The Barts Charity Trauma Appeal, which was launched today, aims to raise £1 million to support vital research at The Royal London Hospital, in conjunction with Queen Mary University of London’s Centre for Trauma Sciences.
Trauma is serious physical injury to the body and is commonly caused by road traffic collisions, falls, violence and self-harm. It is the biggest killer of young people under 40 in the UK, with 46 people losing their life to serious injury every day.
Over the last ten years, research by Queen Mary’s Centre for Trauma Sciences has halved the number of deaths in the most critical trauma patients. But despite these enormous gains, there is almost no funding dedicated to improving trauma survival rates through further research.
The Barts Charity Trauma Appeal will fund the improvements in care and research needed to address growing rates of serious injury, and is backed by MP Stephen Timms who was stabbed whilst at his constituency office in east London in 2010.
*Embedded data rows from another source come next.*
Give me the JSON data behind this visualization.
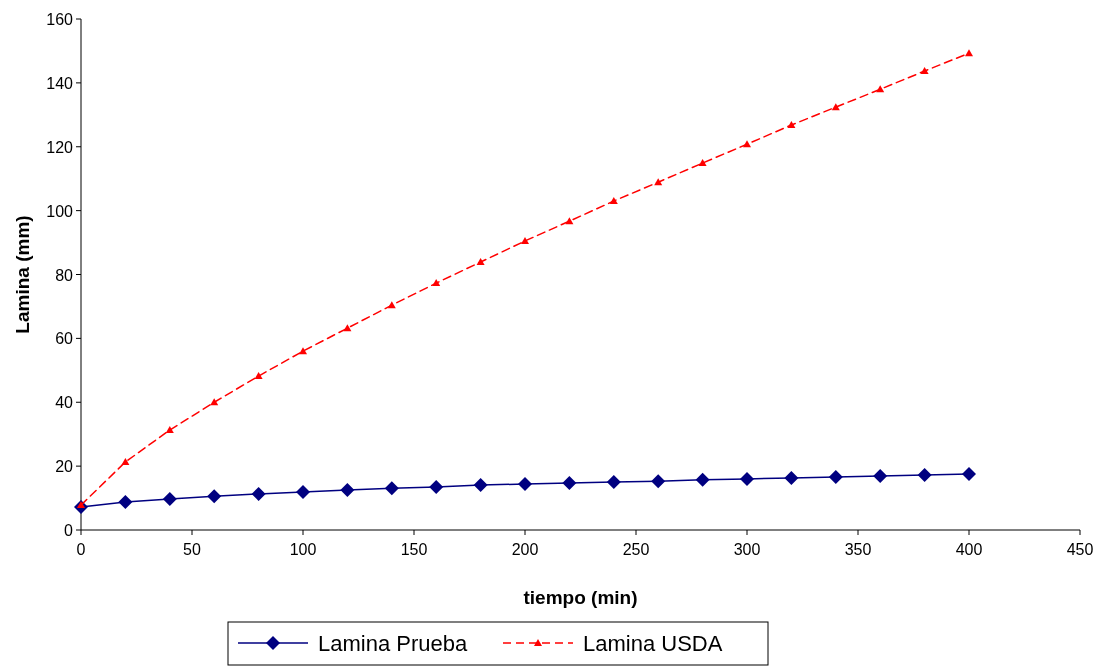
{
  "chart_data": {
    "type": "line",
    "xlabel": "tiempo (min)",
    "ylabel": "Lamina (mm)",
    "x": [
      0,
      20,
      40,
      60,
      80,
      100,
      120,
      140,
      160,
      180,
      200,
      220,
      240,
      260,
      280,
      300,
      320,
      340,
      360,
      380,
      400
    ],
    "series": [
      {
        "name": "Lamina Prueba",
        "color": "#000080",
        "marker": "diamond",
        "line_style": "solid",
        "values": [
          7.2,
          8.8,
          9.7,
          10.6,
          11.3,
          11.9,
          12.5,
          13.1,
          13.5,
          14.1,
          14.4,
          14.7,
          15,
          15.3,
          15.7,
          16,
          16.3,
          16.6,
          16.9,
          17.2,
          17.5
        ]
      },
      {
        "name": "Lamina USDA",
        "color": "#ff0000",
        "marker": "triangle",
        "line_style": "dashed",
        "values": [
          7.8,
          21.3,
          31.3,
          40,
          48.2,
          56,
          63.2,
          70.4,
          77.3,
          83.9,
          90.5,
          96.7,
          103,
          108.9,
          114.9,
          120.8,
          126.8,
          132.4,
          138,
          143.7,
          149.3
        ]
      }
    ],
    "xlim": [
      0,
      450
    ],
    "xticks": [
      0,
      50,
      100,
      150,
      200,
      250,
      300,
      350,
      400,
      450
    ],
    "ylim": [
      0,
      160
    ],
    "yticks": [
      0,
      20,
      40,
      60,
      80,
      100,
      120,
      140,
      160
    ],
    "grid": false,
    "legend": "bottom"
  }
}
Stephen said: “Traumatic injury such can happen to anyone at any time, and it’s only thanks to the incredible care that I received at The Royal London Hospital that I am still here today. With rates of serious injury set to rise, it is more important than ever that we support the vital work of those delivering the research and care that are saving lives every day.
“I would urge everyone to back Barts Charity with their Trauma Appeal - you never know when you or a loved one might need this urgent support.”
Professor Karim Brohi from Queen Mary’s Centre for Trauma Sciences said: “Trauma is a growing issue and we are now faced with tackling the challenge of an increasing number of cases in London year on year. Every day in London, a severely injured person survives traumatic injury that would have died 10 years ago. This is only because of the advancements in trauma research and care that have been made to date.
“There is so much more we need to do to reduce death from trauma and improve the quality of life for those that survive. The Barts Charity Trauma Appeal aims to increase awareness of this growing disease and raise vital funds for it.”